The premium down jacket manufacturer has been a hot topic on Chinese social media in recent days over its handling of a case involving a customer who wanted a refund of her purchases amounting to 11,400 yuan ($1,790.17) after finding quality issues.

She said she was told by Canada Goose that all products sold at its retail stores in mainland China were strictly non-refundable, according to her account which went viral online.

State-backed media such as the Global Times newspaper later cited Canada Goose as denying that it had a no-refund policy and that all products sold at its retail stores in mainland China were refundable in line with Chinese laws. The company did not respond to Reuters’ request for comment.

That has not failed to quell criticism of the brand.
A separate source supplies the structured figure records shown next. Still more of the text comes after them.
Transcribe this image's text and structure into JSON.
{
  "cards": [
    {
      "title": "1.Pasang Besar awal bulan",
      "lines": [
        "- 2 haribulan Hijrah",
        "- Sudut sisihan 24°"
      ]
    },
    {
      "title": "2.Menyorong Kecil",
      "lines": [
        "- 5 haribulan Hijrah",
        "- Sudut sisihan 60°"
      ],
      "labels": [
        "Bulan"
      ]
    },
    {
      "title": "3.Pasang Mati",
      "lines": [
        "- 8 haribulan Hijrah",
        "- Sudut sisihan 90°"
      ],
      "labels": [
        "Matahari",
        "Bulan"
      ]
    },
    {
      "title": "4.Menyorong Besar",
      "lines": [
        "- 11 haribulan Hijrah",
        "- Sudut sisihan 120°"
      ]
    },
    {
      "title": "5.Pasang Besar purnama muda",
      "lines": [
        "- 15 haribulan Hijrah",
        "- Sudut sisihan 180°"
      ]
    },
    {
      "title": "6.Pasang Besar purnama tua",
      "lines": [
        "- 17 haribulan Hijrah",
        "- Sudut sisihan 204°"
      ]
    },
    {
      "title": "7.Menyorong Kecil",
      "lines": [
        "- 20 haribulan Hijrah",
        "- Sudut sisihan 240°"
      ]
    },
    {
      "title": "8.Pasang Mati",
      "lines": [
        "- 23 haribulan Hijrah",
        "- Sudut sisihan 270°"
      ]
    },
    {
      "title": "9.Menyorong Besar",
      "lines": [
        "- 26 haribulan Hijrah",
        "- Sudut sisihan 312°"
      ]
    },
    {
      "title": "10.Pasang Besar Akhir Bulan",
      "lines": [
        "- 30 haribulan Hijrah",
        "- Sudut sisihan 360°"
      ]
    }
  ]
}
“No brand has any privileges in front of consumers,” the government-backed China Consumer Association (CCA) said in an opinion piece posted on its website on Thursday morning.

“If you don’t do what you say, regard yourself as a big brand, behave arrogantly and in a superior way, adopt discriminatory policies, be condescending and bully customers, you will for sure lose the trust of consumers and be abandoned by the market,” the CCA said.

Representatives of the brand were summoned for talks on Wednesday by the Shanghai Consumer Council to explain its refund policy in China.

The dressing down of Canada Goose comes as tension between China and Western countries has fuelled patriotism and driven some shoppers to turn to home-grown labels.

Canada Goose was also fined 450,000 yuan in September in China for “misleading” consumers in its ads.